What's happening? Can someone tell me what's happening?
The best part of Car2Go is you don't have to make reservations and you don't have to return it where you got it. You can just ditch it wherever you want: sidewalk, tree, wherever. It's a Smart Car so you could probably put it in your pocket and carry it around for awhile if you wanted, too.
This isn't an endorsement, I'm just recounting another unexpected occurrence in my life (my favorite kind of occurrence). I have now signed up for Car2Go and look forward to popping a wheelie in a Smart Car in the near future.
Our neighbors are exactly like us; they are suckers who purchased a beautiful old "fixer" home (theirs was formerly full of artists who turned out to be squatters, remember them?) and now spend all their time fixing it and looking stressed. We share house fixing tips such as, "this sh*t's f*cking hard and takes forever" and wave at each other weakly across the driveway. They are oftentimes wearing large gas masks -- which reminds me, I should really ask them about that.
As I put Lucien to bed the other night, I glanced out the window and realized people who fix old houses can sometimes look like serial killers --
Whatcha doin' in that plastic-covered room with that spotlight and giant garbage bag, neighbor?
Not that I'm one to talk. Banister Abbey recently looked like this --
All of us fixers end up with Dexter rooms sooner or later
What the above photo doesn't capture is the dank smell of wet drywall plaster. Also, the several huge fans set at high speed that sounded like airplane engines all night long and made the plastic billow, flap and ripple in creepy ways. Downstairs was terrifying for two solid weeks.
Our dining room was no longer inviting
And the refrigerator no longer hospitable
Since the plastic has come down, my life has revolved around priming and painting all the new drywall. I haven't made it to the gym in the past few weeks but like to think I'm getting some good "Karate Kid" workouts -- roll on, roll off, up ladder, down ladder, brush on, brush off, lean in, lean out too far from top of ladder, fall off ladder, get back on ladder, repeat.
I can probably kick some arrogant blonde guy's butt right now and don't even know it.
In happy news, Coco is a Butterfly Princess and if you tell her otherwise, she will kick you in the shins --
Coco is also now taking a ballet class. There's a special place in heaven for people who teach ballet to small children. It's the most accurate example of the phrase "it's like herding cats" I've ever witnessed.
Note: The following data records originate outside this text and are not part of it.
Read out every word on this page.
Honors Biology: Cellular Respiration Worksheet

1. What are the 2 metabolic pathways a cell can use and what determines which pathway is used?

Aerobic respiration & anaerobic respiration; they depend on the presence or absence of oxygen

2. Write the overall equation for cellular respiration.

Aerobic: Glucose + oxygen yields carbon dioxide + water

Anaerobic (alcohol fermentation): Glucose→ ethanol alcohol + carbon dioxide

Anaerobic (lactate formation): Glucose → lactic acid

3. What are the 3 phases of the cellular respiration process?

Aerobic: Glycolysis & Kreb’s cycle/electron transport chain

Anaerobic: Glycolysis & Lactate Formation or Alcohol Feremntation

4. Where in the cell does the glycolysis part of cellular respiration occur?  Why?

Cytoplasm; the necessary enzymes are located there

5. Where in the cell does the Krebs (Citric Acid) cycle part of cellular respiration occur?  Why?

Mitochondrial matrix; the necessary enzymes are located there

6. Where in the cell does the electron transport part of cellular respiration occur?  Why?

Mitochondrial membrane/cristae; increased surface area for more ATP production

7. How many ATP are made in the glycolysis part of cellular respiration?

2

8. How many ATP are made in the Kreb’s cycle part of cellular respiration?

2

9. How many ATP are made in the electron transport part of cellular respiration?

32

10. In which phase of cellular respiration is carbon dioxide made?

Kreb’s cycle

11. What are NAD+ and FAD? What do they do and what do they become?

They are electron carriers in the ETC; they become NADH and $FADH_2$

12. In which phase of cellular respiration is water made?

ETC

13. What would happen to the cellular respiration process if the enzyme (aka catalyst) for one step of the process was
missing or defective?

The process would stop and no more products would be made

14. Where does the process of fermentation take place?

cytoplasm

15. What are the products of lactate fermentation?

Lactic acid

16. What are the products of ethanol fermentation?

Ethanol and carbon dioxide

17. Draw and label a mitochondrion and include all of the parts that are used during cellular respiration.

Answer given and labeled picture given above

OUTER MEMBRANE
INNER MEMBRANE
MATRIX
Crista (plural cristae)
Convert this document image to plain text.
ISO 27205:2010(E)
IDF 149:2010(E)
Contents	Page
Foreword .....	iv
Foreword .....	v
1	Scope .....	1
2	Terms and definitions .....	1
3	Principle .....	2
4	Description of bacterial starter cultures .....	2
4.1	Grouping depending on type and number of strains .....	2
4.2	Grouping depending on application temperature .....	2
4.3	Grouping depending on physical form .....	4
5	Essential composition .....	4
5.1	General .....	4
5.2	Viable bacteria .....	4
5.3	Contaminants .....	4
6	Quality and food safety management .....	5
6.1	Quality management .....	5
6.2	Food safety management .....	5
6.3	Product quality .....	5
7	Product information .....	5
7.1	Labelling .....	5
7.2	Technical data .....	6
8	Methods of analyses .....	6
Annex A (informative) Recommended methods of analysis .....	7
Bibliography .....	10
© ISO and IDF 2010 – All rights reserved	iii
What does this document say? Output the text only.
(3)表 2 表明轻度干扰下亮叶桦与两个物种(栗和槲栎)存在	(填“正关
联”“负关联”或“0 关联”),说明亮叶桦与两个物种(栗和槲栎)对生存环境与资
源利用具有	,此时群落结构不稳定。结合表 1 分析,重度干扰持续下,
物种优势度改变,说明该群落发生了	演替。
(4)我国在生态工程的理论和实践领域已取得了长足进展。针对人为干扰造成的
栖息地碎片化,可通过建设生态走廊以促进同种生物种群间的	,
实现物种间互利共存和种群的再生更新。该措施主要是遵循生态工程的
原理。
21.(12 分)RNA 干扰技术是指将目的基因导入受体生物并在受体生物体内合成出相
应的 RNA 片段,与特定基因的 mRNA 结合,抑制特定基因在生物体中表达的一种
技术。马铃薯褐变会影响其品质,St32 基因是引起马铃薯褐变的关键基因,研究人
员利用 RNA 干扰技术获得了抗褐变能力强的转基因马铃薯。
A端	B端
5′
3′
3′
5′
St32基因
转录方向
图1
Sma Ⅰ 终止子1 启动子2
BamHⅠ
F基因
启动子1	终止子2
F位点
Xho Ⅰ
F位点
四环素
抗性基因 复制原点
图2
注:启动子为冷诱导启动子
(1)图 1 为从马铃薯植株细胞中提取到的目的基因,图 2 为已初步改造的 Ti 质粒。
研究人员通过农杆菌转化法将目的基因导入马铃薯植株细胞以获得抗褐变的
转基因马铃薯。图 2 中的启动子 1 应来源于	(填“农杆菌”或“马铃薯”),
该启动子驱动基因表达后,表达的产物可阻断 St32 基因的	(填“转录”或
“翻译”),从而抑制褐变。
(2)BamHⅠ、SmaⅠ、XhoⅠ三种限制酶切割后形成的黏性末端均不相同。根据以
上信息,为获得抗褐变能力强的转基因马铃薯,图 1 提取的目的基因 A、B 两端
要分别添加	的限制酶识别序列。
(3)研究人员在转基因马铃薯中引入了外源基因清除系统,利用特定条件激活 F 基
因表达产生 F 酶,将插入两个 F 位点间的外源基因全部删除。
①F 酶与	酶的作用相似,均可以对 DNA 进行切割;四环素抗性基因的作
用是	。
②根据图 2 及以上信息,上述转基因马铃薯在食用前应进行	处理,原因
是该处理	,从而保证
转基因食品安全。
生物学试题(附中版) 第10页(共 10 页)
Coco's not too bad, but overall the girls in our class are the most uncoordinated group of children you've ever seen. If the teacher tells them to skip, they lumber across the room like mini-Frankensteins, often with one leg dragging behind them and seemingly no understanding of the mechanics of their own body. Most of the girls stop mid-lumber to pick their noses or sit on the floor to scoot around on their butts.
One girl is so hyperactive she runs back and forth across the room the entire class. I don't understand how she makes so much noise doing so; all I can figure is her tiny feet are made of lead. For another girl, jumping straight up in the air has proven quite a challenge; she kind of lunges to the side as the teacher looks at her with stupefied concern.
There's one little boy in the class. Apparently the teacher and the boy's father had a difference in opinion recently because I overheard him say, "He's a little boy! Just let him hold his penis for Pete's sake!" I'm going to stay out of that one.
There goes Ole Leadfoot
As our children make a mess of ballet, we parents sit against the wall and laugh so hard we cry. We bury our heads in our arms so the kids can't see. So far no obvious prima ballerinas have emerged amongst the 2-3 year old set but I'll keep you posted.